Voici ma modeste contribution à cet atelier que j'ai lancé. J'ai essayé de refaire une nouvelle style "horreur" mais j'admets que le résultat n'est pas heureux ! J'avoue n'avoir pas été très inspiré, et je m'excuse d'avance pour le manque cruel d'imagination de cette pauvre nouvelle !...
AU FOND DE L'ETANG
La clochette fixée au bout de la canne tinta pour signaler une touche, et le sion s'arqua sous la tension de la ligne qui filait du moulinet.
– Pete ! s'écria John en sautant de sa chaise pliante qui bascula en arrière. T'as une touche !
– Attends, je pisse ! répondit son ami caché derrière les fourrés.
– Mais grouille toi, bon Dieu ! Ta canne va péter !
– Laisse moi finir de pisser, merde !
Pete remonta son pantalon et courut vers la berge où l'attendait son ami. Il saisit son lancer et ferra avec justesse, ce qui eut pour effet d'engager son combat avec sa touche. Une formidable force tira la canne vers l'étang et il dût prendre un large appui sur ses deux jambes pour ne pas basculer dans le lit de nénuphars jaunes aux superbes sépales qui recouvrait la surface de l'eau.
Il recula et moulina avec technique, tout en donnant à intervalles régulières un peu de mou pour ne pas casser son bas de ligne.
– Alors ? demanda John qui trépignait sur place, leur épuisette de compétition à la main. Combien à ton avis ?
– Enorme ! grogna Pete en plein effort. Entre vingt et trente livres peut-être !
– Un brochet ? Ou peut-être un silure glane ? s'exclama John, qui déjà pensait au superbe cliché qu'il allait prendre de son ami et de sa prise, si toutefois il réussissait à la sortir de l'eau.
– Ah ! Il tire fort, le fumier ! dit Pete en soufflant.
Soudain il bascula en arrière et faillit perdre l'équilibre. L'énorme prise qui avait mordu à son hameçon avait abandonné la lutte.
– Putain, t'as cassé ! dit John tout en jetant l'épuisette sur l'herbe de dépit.
– Non... attends voir, s'écria Pete tout en moulinant à toute vitesse. Il est encore au bout, à moins que ça soit une saloperie de branche !
John reprit l'épuisette et attendit au bord de l'eau, prêt à réceptionner l'énorme poisson qui, de toute évidence, devait être épuisé.
Le fil de nylon tendu coupa l'onde tranquille du plan d'eau et se rapprocha de la berge, ramenant lentement vers les deux pêcheurs la lourde masse accrochée à l'hameçon.
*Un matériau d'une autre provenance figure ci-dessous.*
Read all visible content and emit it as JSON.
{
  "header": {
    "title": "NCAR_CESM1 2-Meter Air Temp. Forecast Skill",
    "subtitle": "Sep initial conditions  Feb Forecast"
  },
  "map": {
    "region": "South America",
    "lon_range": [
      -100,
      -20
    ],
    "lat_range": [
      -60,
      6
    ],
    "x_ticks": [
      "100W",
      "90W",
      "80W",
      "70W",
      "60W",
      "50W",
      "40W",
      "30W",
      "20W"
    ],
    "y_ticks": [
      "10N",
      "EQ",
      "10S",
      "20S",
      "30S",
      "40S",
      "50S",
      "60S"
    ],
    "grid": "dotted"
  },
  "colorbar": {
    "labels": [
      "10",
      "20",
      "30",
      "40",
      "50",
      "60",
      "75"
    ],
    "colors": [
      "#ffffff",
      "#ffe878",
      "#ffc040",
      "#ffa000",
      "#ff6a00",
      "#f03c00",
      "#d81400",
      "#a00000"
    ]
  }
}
Les deux hommes poussèrent un cri horrifié quand une épaule humaine émergea à la surface. Ils lâchèrent leur matériel et tombèrent sur leur séant.
– Putain ! souffla John d'un air ahuri. C'est un cadavre ! T'as tiré un putain de cadavre, Pete !
Pete se redressa et récupéra sa canne.
– Il faut qu'on le sorte de là ! Prends l'épuisette.
John fixa son ami comme s'il lui avait demandé de danser la polka avec sa jolie prise.
– T'es fou ? Je touche pas à un mort, moi ! dit-il en secouant la tête. On va appeler les flics et ils vont se démerder tout seuls !
John s'agitait et perdait son sang-froid, tandis que Pete tirait le corps vers la berge. Bientôt il aperçut un crâne gonflé et coiffé d'un mélange de cheveux et d'algues visqueuses. Le corps pivota dans l'eau et Pete découvrit un visage dont l'état de décomposition était déjà fortement avancé. Son hameçon était planté dans la bouche, ou plutôt dans le trou qui béait sur le bas du visage. Une femelle écrevisse à l'abdomen garni d'œufs en sortit et tomba dans l'eau, faisant un petit ploc.
Pete huma la terrible odeur du corps mais il continua à le tirer lentement. Il toucha enfin la berge et se mit à flotter sur le dos en libérant quelques gaz putrides.
– C'est une femme ! s'écria John en remarquant sur le torse squelettique deux protubérances mammaires dont la graisse disparue avait sûrement régalé la faune aquatique de l'étang.
– Il faut qu'on la sorte de là, dit Pete en fixant le cadavre.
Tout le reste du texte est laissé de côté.